Well, the whole point of a phishing awareness campaign is to see how many people you can fool, (which does bring up interesting data-protection-nerd-pub-chat discussion points about how to satisfy Articles 12-14 in respect to this sort of thing, but I digress); so the deliberate deceptiveness of the email sent out is actually the least significant aspect of the processing. If WMT have included internal security testing as a purpose of processing in their employee privacy notice then they might have a chance at squeezing past that one, but I’d lay money on a wager that they haven’t, because, well, no-one does; even though they’re supposed to.
Infosec is not data protection
As a public authority for FOI purposes, WMT must have a statutory Data Protection Officer, under Article 37.a of the UK_GDPR (that’s the GDPR viewed through the lens of the UK Data Protection Act), and if the infosec galaxy brains that came up with this campaign had thought to consult with that DPO, they might not be getting a kicking in the press today.

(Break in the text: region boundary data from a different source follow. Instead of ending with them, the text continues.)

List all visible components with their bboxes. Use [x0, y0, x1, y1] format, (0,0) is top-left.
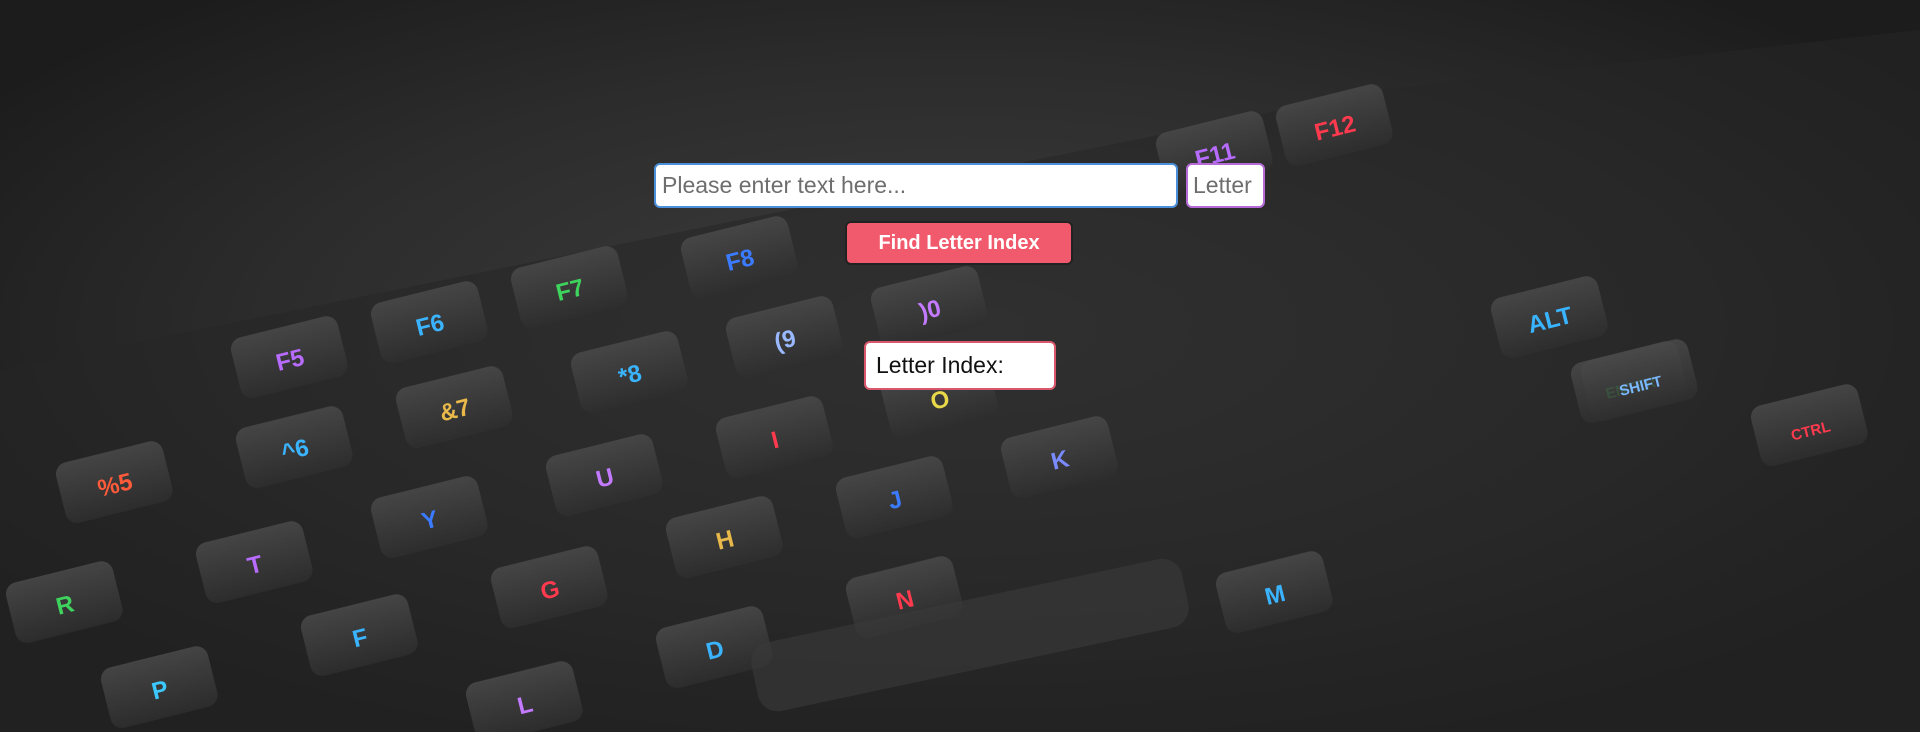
- text-input[interactable]: [654, 163, 1178, 208]
- letter-index-result: Letter Index:: [864, 341, 1056, 390]
- letter-index-label: Letter Index:: [876, 352, 1004, 378]
- find-letter-index-button[interactable]: Find Letter Index: [845, 221, 1073, 265]
- letter-input[interactable]: [1186, 163, 1265, 208]
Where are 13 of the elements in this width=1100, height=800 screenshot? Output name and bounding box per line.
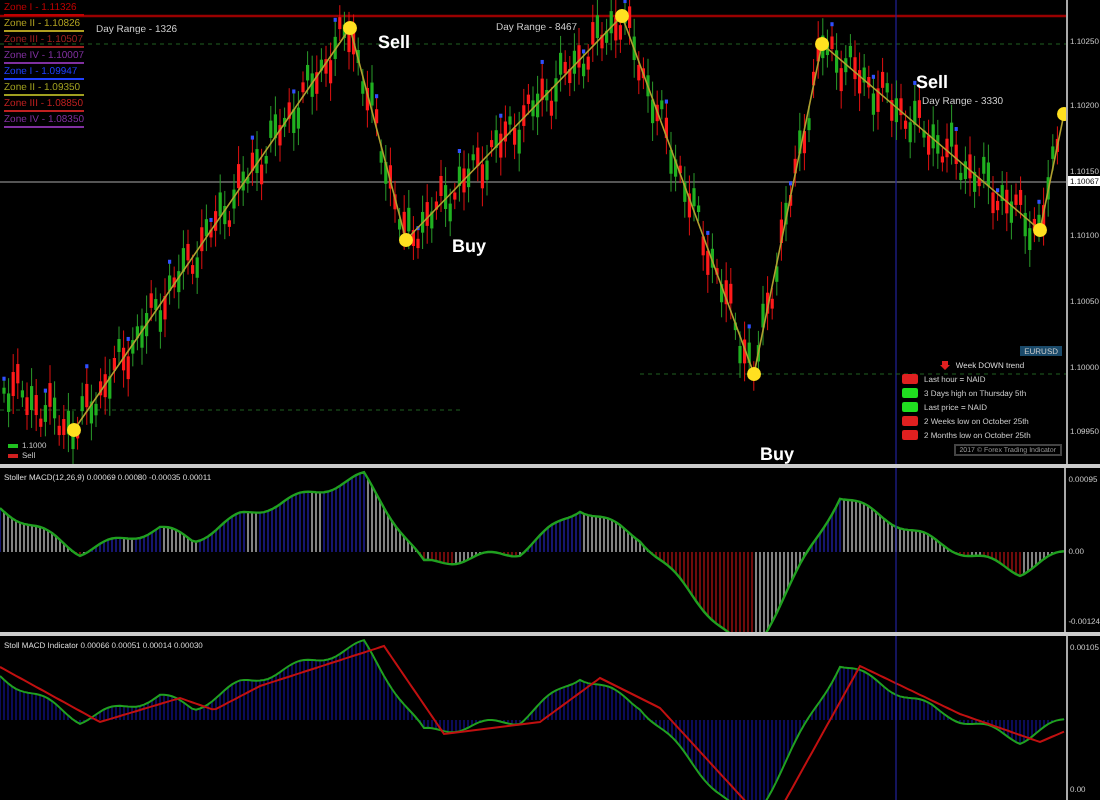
pivot-marker-icon: [815, 37, 829, 51]
pivot-marker-icon: [615, 9, 629, 23]
pivot-marker-icon: [343, 21, 357, 35]
signal-label: Sell: [378, 32, 411, 52]
pivot-marker-icon: [747, 367, 761, 381]
signal-label: Sell: [916, 72, 949, 92]
signal-label: Buy: [760, 444, 795, 464]
pivot-marker-icon: [399, 233, 413, 247]
down-arrow-icon: [939, 360, 950, 370]
pivot-marker-icon: [1057, 107, 1066, 121]
pivot-marker-icon: [67, 423, 81, 437]
signal-label: Buy: [452, 236, 487, 256]
pivot-marker-icon: [1033, 223, 1047, 237]
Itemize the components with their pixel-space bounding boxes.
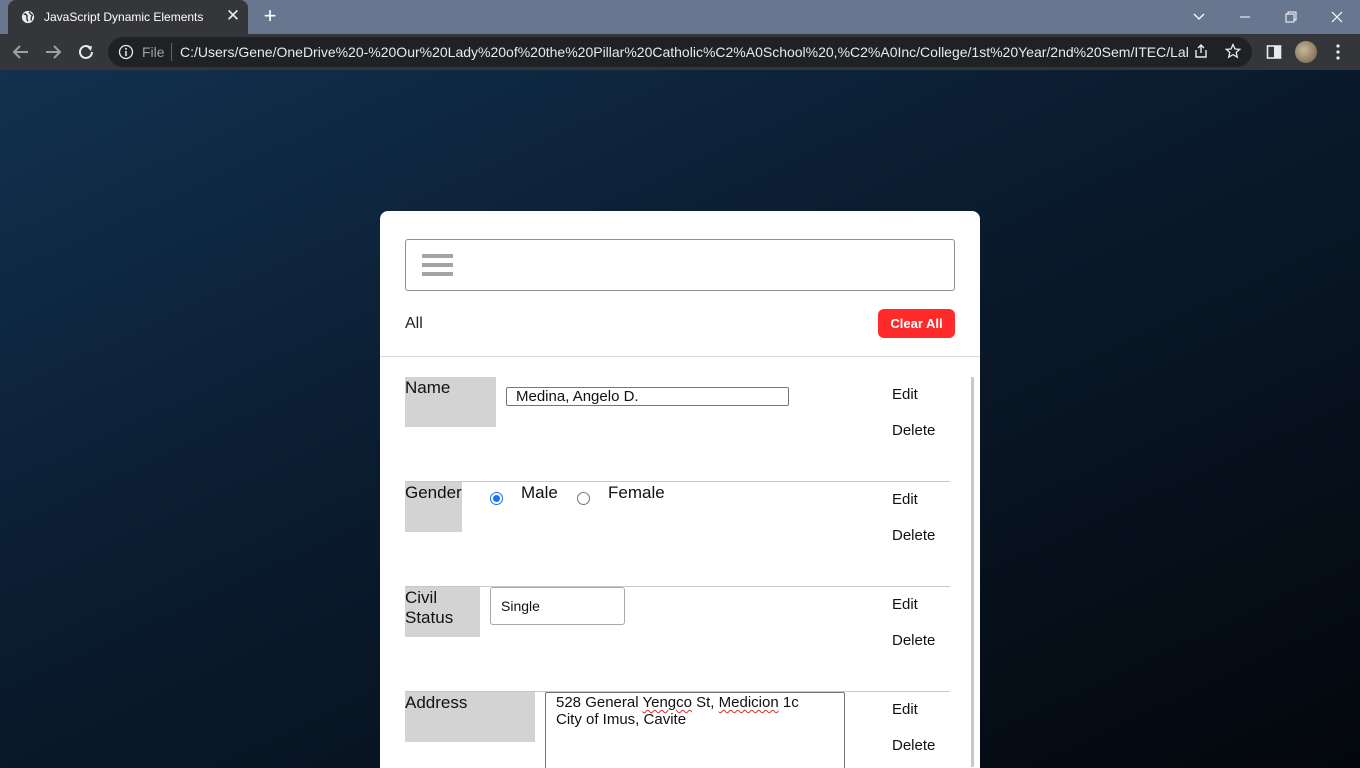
close-window-icon[interactable] [1314, 0, 1360, 34]
gender-row: Gender Male Female Edit Delete [405, 482, 950, 587]
profile-avatar[interactable] [1295, 41, 1317, 63]
restore-icon[interactable] [1268, 0, 1314, 34]
filter-all-label[interactable]: All [405, 315, 423, 333]
civil-status-label-line2: Status [405, 608, 454, 627]
address-textarea[interactable]: 528 General Yengco St, Medicion 1c City o… [545, 692, 845, 768]
delete-button[interactable]: Delete [892, 632, 935, 649]
civil-status-label-line1: Civil [405, 588, 438, 607]
address-word-medicion: Medicion [718, 694, 779, 711]
side-panel-icon[interactable] [1264, 42, 1284, 62]
address-line1-suffix: 1c [778, 694, 799, 711]
share-icon[interactable] [1192, 43, 1210, 61]
gender-label-text: Gender [405, 483, 462, 502]
address-line2: City of Imus, Cavite [556, 711, 687, 728]
browser-tab-strip: JavaScript Dynamic Elements ✕ + [0, 0, 1360, 34]
gender-label: Gender [405, 482, 462, 532]
forward-arrow-icon[interactable] [41, 40, 65, 64]
form-card: All Clear All Name Medina, Angelo D. Edi… [380, 211, 980, 768]
address-separator [171, 43, 172, 61]
close-tab-icon[interactable]: ✕ [224, 6, 242, 26]
tab-search-icon[interactable] [1176, 0, 1222, 34]
female-radio-label[interactable]: Female [608, 483, 665, 503]
browser-tab[interactable]: JavaScript Dynamic Elements ✕ [8, 0, 248, 34]
tab-title: JavaScript Dynamic Elements [44, 10, 204, 24]
name-row: Name Medina, Angelo D. Edit Delete [405, 377, 950, 482]
back-arrow-icon[interactable] [9, 40, 33, 64]
address-line1-prefix: 528 General [556, 694, 643, 711]
globe-icon [21, 10, 35, 24]
edit-button[interactable]: Edit [892, 386, 918, 403]
name-input[interactable]: Medina, Angelo D. [506, 387, 789, 406]
address-label-text: Address [405, 693, 468, 712]
address-bar[interactable]: File C:/Users/Gene/OneDrive%20-%20Our%20… [108, 37, 1252, 67]
address-label: Address [405, 692, 535, 742]
male-radio-label[interactable]: Male [521, 483, 558, 503]
edit-button[interactable]: Edit [892, 491, 918, 508]
address-row: Address 528 General Yengco St, Medicion … [405, 692, 950, 768]
edit-button[interactable]: Edit [892, 596, 918, 613]
more-menu-icon[interactable] [1328, 42, 1348, 62]
reload-icon[interactable] [74, 40, 98, 64]
file-scheme-label: File [142, 44, 165, 60]
civil-status-field[interactable]: Single [490, 587, 625, 625]
civil-status-row: Civil Status Single Edit Delete [405, 587, 950, 692]
page-background: All Clear All Name Medina, Angelo D. Edi… [0, 70, 1360, 768]
name-label: Name [405, 377, 496, 427]
minimize-icon[interactable] [1222, 0, 1268, 34]
url-text[interactable]: C:/Users/Gene/OneDrive%20-%20Our%20Lady%… [180, 44, 1188, 60]
bookmark-star-icon[interactable] [1224, 42, 1242, 61]
element-input-bar[interactable] [405, 239, 955, 291]
hamburger-menu-icon[interactable] [422, 254, 453, 276]
header-divider [380, 356, 980, 357]
new-tab-button[interactable]: + [258, 5, 282, 29]
male-radio[interactable] [490, 492, 503, 505]
browser-toolbar: File C:/Users/Gene/OneDrive%20-%20Our%20… [0, 34, 1360, 70]
female-radio[interactable] [577, 492, 590, 505]
address-word-yengco: Yengco [642, 694, 692, 711]
edit-button[interactable]: Edit [892, 701, 918, 718]
clear-all-button[interactable]: Clear All [878, 309, 955, 338]
delete-button[interactable]: Delete [892, 422, 935, 439]
address-line1-mid: St, [691, 694, 719, 711]
delete-button[interactable]: Delete [892, 527, 935, 544]
name-label-text: Name [405, 378, 451, 397]
civil-status-label: Civil Status [405, 587, 480, 637]
delete-button[interactable]: Delete [892, 737, 935, 754]
info-icon[interactable] [118, 44, 134, 60]
list-scrollbar[interactable] [971, 377, 974, 767]
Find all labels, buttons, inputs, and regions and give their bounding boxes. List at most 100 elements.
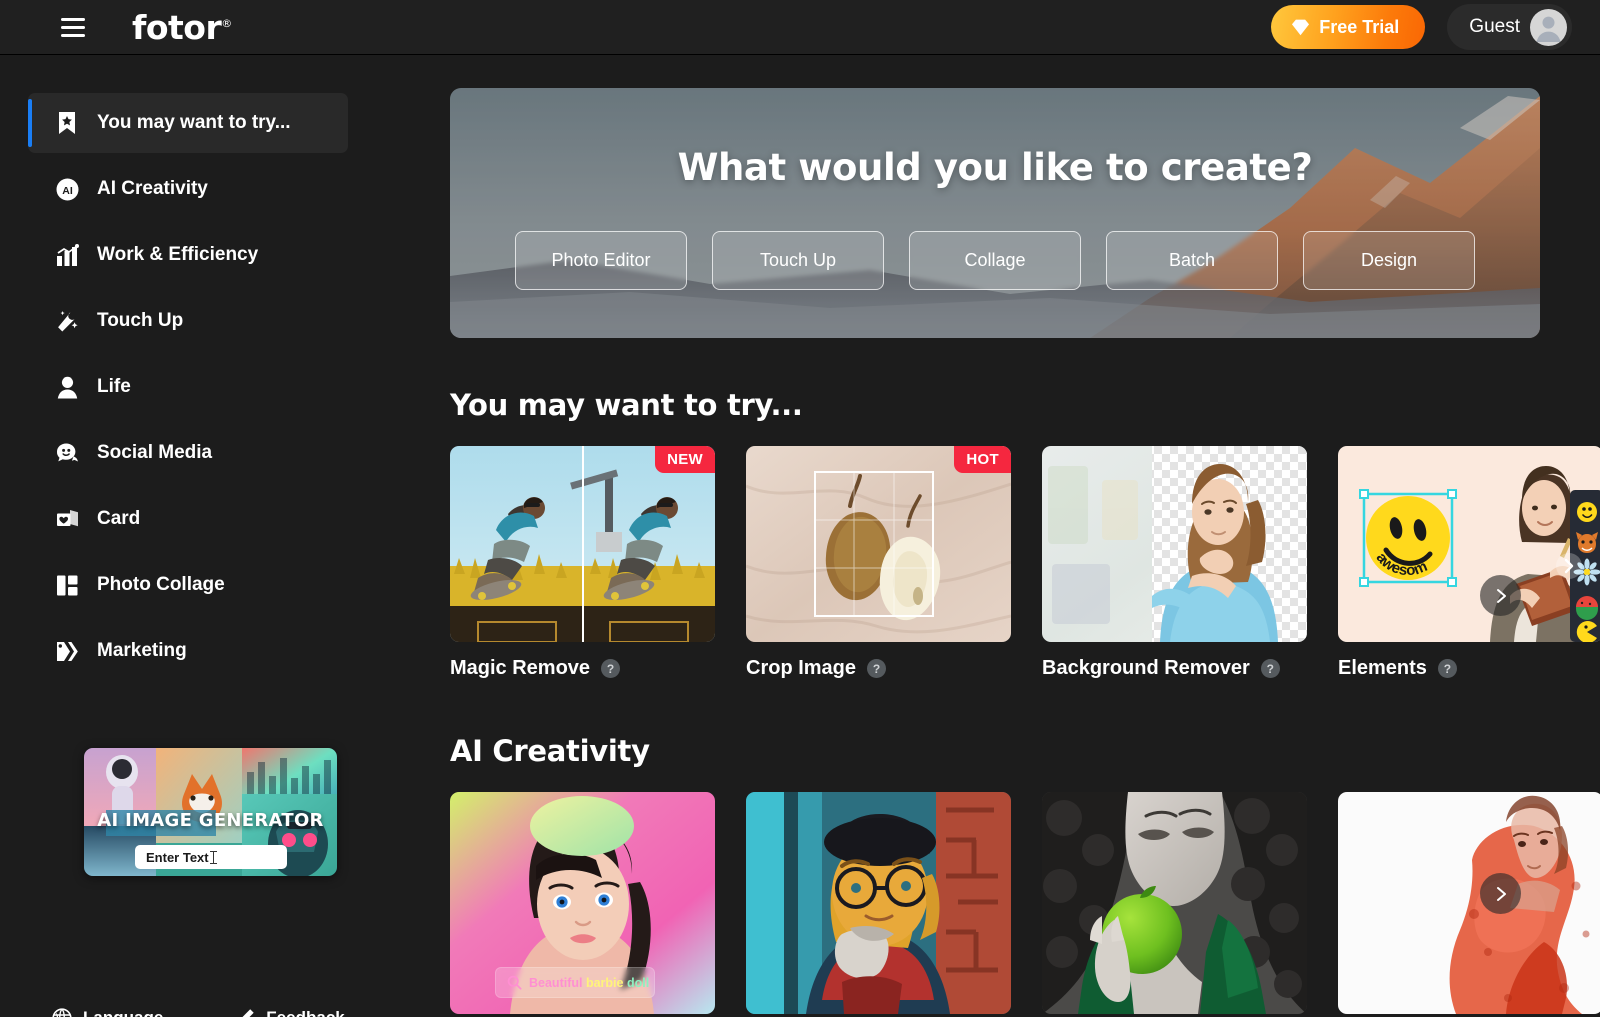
sidebar-item-label: Touch Up [97,310,184,331]
ai-image-generator-promo[interactable]: AI IMAGE GENERATOR Enter Text [84,748,337,876]
card-thumbnail[interactable] [746,792,1011,1014]
card-thumbnail[interactable]: HOT [746,446,1011,642]
card-caption: Magic Remove ? [450,657,715,680]
sidebar-item-touch-up[interactable]: Touch Up [28,291,348,351]
card-label: Elements [1338,657,1427,679]
feedback-button[interactable]: Feedback [235,1008,345,1017]
card-caption: Background Remover ? [1042,657,1307,680]
bw-apple-portrait-image [1042,792,1307,1014]
promo-input-placeholder: Enter Text [146,849,209,865]
pear-crop-overlay-image [746,446,1011,642]
language-label: Language [83,1008,163,1017]
card-heart-icon [55,507,79,531]
hero-button-touch-up[interactable]: Touch Up [712,231,884,290]
sidebar-item-ai-creativity[interactable]: AI AI Creativity [28,159,348,219]
sidebar-item-label: Photo Collage [97,574,225,595]
sticker-elements-image: awesome [1338,446,1600,642]
hero-button-collage[interactable]: Collage [909,231,1081,290]
question-mark-icon[interactable]: ? [867,659,887,678]
bar-chart-icon [55,243,79,267]
sidebar-item-social-media[interactable]: Social Media [28,423,348,483]
sidebar-item-label: Life [97,376,131,397]
status-badge-hot: HOT [954,446,1011,473]
collage-grid-icon [55,573,79,597]
woman-transparent-bg-image [1042,446,1307,642]
card-caption: Elements ? [1338,657,1600,680]
hero-button-design[interactable]: Design [1303,231,1475,290]
hero-button-group: Photo Editor Touch Up Collage Batch Desi… [450,231,1540,290]
card-caption: Crop Image ? [746,657,1011,680]
prompt-word-3: doll [626,975,650,990]
main-content: What would you like to create? Photo Edi… [420,55,1600,1017]
question-mark-icon[interactable]: ? [1260,659,1280,678]
ai-old-man-painting-image [746,792,1011,1014]
status-badge-new: NEW [655,446,715,473]
ai-prompt-text: Beautiful barbie doll [529,976,649,990]
language-button[interactable]: Language [52,1008,163,1017]
watercolor-portrait-image [1338,792,1600,1014]
carousel-next-button-row2[interactable] [1480,873,1521,914]
ai-card-bw-apple-portrait[interactable] [1042,792,1307,1014]
diamond-gem-icon [1292,19,1310,35]
carousel-next-button-row1[interactable] [1480,575,1521,616]
tool-card-magic-remove[interactable]: NEW Magic Remove ? [450,446,715,680]
prompt-word-1: Beautiful [529,975,586,990]
question-mark-icon[interactable]: ? [601,659,621,678]
card-thumbnail[interactable] [1042,792,1307,1014]
card-thumbnail[interactable]: Beautiful barbie doll [450,792,715,1014]
hero-banner: What would you like to create? Photo Edi… [450,88,1540,338]
skateboarder-before-after-image [450,446,715,642]
tool-card-elements[interactable]: awesom e [1338,446,1600,680]
sidebar-item-label: Marketing [97,640,187,661]
ai-prompt-chip[interactable]: Beautiful barbie doll [495,967,655,998]
hero-heading: What would you like to create? [677,146,1313,189]
card-thumbnail[interactable] [1042,446,1307,642]
bookmark-star-icon [55,111,79,135]
card-thumbnail[interactable]: awesome [1338,446,1600,642]
sidebar-item-marketing[interactable]: Marketing [28,621,348,681]
sidebar-item-you-may-want-to-try[interactable]: You may want to try... [28,93,348,153]
fotor-logo[interactable]: fotor® [132,8,232,47]
hero-background-image [450,88,1540,338]
tool-card-crop-image[interactable]: HOT Crop Image ? [746,446,1011,680]
svg-text:AI: AI [62,185,73,197]
chat-bubble-smile-icon [55,441,79,465]
tool-card-background-remover[interactable]: Background Remover ? [1042,446,1307,680]
promo-title: AI IMAGE GENERATOR [97,810,324,831]
sidebar-item-work-and-efficiency[interactable]: Work & Efficiency [28,225,348,285]
sidebar-item-label: Social Media [97,442,213,463]
card-thumbnail[interactable] [1338,792,1600,1014]
feedback-label: Feedback [266,1008,344,1017]
sidebar-item-photo-collage[interactable]: Photo Collage [28,555,348,615]
account-label: Guest [1469,16,1520,37]
sidebar-item-life[interactable]: Life [28,357,348,417]
hamburger-menu-icon[interactable] [56,10,90,44]
sidebar-item-card[interactable]: Card [28,489,348,549]
promo-text-input[interactable]: Enter Text [135,845,287,869]
sidebar: You may want to try... AI AI Creativity [0,55,420,1017]
hero-button-batch[interactable]: Batch [1106,231,1278,290]
user-avatar-icon [1530,8,1567,46]
card-label: Background Remover [1042,657,1250,679]
card-row-you-may-want-to-try: NEW Magic Remove ? HOT Crop Image ? Back… [450,446,1600,680]
ai-card-watercolor-portrait[interactable] [1338,792,1600,1014]
sidebar-footer: Language Feedback [52,1008,345,1017]
prompt-word-2: barbie [585,975,627,990]
question-mark-icon[interactable]: ? [1437,659,1457,678]
ai-card-old-man-painting[interactable] [746,792,1011,1014]
magic-wand-icon [55,309,79,333]
account-button[interactable]: Guest [1447,4,1572,50]
sidebar-nav: You may want to try... AI AI Creativity [0,55,420,681]
card-thumbnail[interactable]: NEW [450,446,715,642]
free-trial-button[interactable]: Free Trial [1271,5,1426,49]
top-bar: fotor® Free Trial Guest [0,0,1600,55]
globe-icon [52,1008,72,1017]
card-label: Magic Remove [450,657,591,679]
ai-card-barbie-doll[interactable]: Beautiful barbie doll [450,792,715,1014]
hero-button-photo-editor[interactable]: Photo Editor [515,231,687,290]
registered-mark-icon: ® [221,16,232,30]
sidebar-item-label: AI Creativity [97,178,208,199]
free-trial-label: Free Trial [1319,16,1400,37]
search-icon [507,975,522,990]
fotor-app-window: fotor® Free Trial Guest You may want to … [0,0,1600,1017]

Having said that; WMT is a public authority for FOI purposes, so it’s entirely possible that they’ve done what a lot of other non-governmental ‘public authorities’ have done, and awarded the title of DPO to whoever didn’t duck fast enough when the decision was considered. If so, that person is probably trying to do two jobs at once (with the DPO one taking lower priority, always), and likely doesn’t have a lot of expertise or experience in DP law to back them up. Actually, even if WMT does have a professional DPO on hand, the chances of the infosec team consulting with them on mechanisms for cybersecurity awareness are minimal. Vanishingly small, in fact.
(I’m betting it didn’t even occur to them to think about data protection beyond ‘this is for security, security is good, kthxbye’. This is a dangerous mindset for an infosec team to harbour.)
But infosec is not data protection, and something that is ‘good’ for infosec is not automatically OK for data protection.
When doing infosec stuff involves processing of personal data (like, for example, emailing everyone in the company to test their phishing awareness levels!); data protection law still applies. No exemptions, no caveats, no special VIP dispensation. The infosec team is part of a Data Controller which has certain legal obligations, one of which is don’t breach data protection law.
This means that it’s the responsibility of the infosec team to ensure that their processing of personal data does not breach the Principles, rights or obligations set out in data protection law – at the same time as they’re trying to protect the rest of the organisation’s info assets. One does not cancel out the other.
But playing cruel pranks on an exhausted and demoralised workforce to prove an intellectual point isn’t even ‘good’ infosec, it’s just sadism.